Diskussion über Beschneidungen (3): Elternrechte: Kinobesuch nein, Beschneidung ja?!

Ich lehne die Beschneidung von Säuglingen und unmündigen Kindern aus medizinisch nicht zwingenden, zum Beispiel religiösen Gründen ab. In loser Folge werde ich in den kommenden Wochen hier die Argumente der Befürworter von Beschneidungen kommentieren:

Behauptung 3: "Die Eltern müssen das Recht haben, ihre Kinder so zu erziehen, wie sie das für richtig halten. Dazu gehört auch die Beschneidung aus religiösen Gründen."
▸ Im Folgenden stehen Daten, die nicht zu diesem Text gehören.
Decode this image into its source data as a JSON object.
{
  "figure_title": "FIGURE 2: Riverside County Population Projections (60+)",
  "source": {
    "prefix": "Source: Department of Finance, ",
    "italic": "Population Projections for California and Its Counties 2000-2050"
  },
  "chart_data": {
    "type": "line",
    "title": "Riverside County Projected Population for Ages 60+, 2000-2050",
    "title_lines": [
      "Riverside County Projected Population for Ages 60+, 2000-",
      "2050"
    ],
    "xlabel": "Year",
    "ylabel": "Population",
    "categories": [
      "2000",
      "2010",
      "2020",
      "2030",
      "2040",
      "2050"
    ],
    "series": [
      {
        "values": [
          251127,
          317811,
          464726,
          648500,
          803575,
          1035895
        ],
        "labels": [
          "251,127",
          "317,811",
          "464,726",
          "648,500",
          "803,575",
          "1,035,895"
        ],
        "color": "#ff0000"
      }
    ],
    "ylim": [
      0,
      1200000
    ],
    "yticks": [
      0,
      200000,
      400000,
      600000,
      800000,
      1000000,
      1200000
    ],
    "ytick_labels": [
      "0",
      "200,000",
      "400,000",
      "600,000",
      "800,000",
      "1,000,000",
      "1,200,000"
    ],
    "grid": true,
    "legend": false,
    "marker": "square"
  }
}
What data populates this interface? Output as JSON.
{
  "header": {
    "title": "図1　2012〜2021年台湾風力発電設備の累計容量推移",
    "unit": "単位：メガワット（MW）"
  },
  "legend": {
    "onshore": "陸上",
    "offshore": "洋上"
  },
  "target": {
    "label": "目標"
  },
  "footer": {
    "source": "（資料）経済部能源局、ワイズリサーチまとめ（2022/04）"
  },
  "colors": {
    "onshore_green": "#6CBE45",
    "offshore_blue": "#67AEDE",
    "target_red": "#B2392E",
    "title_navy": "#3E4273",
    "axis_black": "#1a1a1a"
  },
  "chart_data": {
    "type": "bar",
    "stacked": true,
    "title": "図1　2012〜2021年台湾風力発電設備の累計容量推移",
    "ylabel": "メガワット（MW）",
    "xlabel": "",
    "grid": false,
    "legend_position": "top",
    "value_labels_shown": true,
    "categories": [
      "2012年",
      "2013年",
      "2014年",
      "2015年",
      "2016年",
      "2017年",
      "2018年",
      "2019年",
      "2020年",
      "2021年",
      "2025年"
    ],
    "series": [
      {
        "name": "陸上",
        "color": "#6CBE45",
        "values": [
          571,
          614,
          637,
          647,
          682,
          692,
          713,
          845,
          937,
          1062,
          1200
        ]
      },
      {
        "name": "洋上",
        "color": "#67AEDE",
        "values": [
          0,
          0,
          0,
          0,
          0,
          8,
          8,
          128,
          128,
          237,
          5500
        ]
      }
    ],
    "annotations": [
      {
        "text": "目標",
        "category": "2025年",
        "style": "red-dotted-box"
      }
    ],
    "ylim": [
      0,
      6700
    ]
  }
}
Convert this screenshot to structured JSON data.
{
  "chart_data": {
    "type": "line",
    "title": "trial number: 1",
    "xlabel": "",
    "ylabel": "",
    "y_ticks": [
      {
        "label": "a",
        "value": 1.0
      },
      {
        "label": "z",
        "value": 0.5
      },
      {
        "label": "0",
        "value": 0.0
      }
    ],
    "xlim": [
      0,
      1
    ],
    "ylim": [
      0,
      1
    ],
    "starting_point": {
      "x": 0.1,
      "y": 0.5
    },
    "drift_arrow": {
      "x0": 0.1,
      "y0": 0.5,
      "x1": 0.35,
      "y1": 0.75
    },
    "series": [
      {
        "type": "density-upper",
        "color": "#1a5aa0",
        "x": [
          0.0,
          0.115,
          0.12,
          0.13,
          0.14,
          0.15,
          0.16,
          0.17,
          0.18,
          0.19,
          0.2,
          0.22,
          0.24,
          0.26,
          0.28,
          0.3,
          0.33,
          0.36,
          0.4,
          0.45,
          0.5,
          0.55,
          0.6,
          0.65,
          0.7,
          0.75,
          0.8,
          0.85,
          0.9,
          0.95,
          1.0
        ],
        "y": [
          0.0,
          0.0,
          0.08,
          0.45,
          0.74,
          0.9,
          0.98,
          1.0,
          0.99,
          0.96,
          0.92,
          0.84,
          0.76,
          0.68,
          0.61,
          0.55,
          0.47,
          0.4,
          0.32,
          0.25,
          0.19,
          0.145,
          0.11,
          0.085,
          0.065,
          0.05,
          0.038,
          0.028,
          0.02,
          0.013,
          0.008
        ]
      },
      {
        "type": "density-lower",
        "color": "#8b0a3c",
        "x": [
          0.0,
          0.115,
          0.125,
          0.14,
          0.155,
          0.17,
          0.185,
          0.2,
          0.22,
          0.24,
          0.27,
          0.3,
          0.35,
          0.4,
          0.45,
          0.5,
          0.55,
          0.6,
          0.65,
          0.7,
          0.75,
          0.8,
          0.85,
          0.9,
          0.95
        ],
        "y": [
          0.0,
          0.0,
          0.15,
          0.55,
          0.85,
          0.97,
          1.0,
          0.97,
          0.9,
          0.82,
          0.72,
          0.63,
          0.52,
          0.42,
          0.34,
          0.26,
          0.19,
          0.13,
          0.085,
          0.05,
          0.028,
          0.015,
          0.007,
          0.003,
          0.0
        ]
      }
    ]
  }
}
Die Eltern haben laut Gesetz bei der Erziehung ihrer Kinder einen recht großen Spielraum zu entscheiden, was ihrer Meinung nach für den Nachwuchs gut und was schlecht ist. Aber es gibt dort Grenzen, wo das Wohl des Kindes gefährdet ist. Zum Beispiel dürfen sich Eltern nicht über die Altersfreigabe bei Kinofilmen hinweg setzen. Ist der Film ab 18, darf der/die 17-Jährige auch mit Mama oder Papa nicht rein. Hier schützt der Staat die Kinder vor einer möglichen negativen psychischen Entwicklung, egal ob die Eltern es wollen oder nicht.

Gleichzeitig spricht sich eine Mehrheit der Parteien im Bundestag dafür aus, dass Eltern ihre männlichen Kinder aus religiösen Gründen, in einer medizinisch nicht notwendigen Operation, (meist ohne Betäubung) einen Teil des Penis entfernen lassen dürfen. Dabei leidet der Säugling unter unbeschreiblichen Schmerzen. Der Eingriff ist nicht umkehrbar. Welches Ereignis wird die Psyche der Kinder wohl mehr belasten?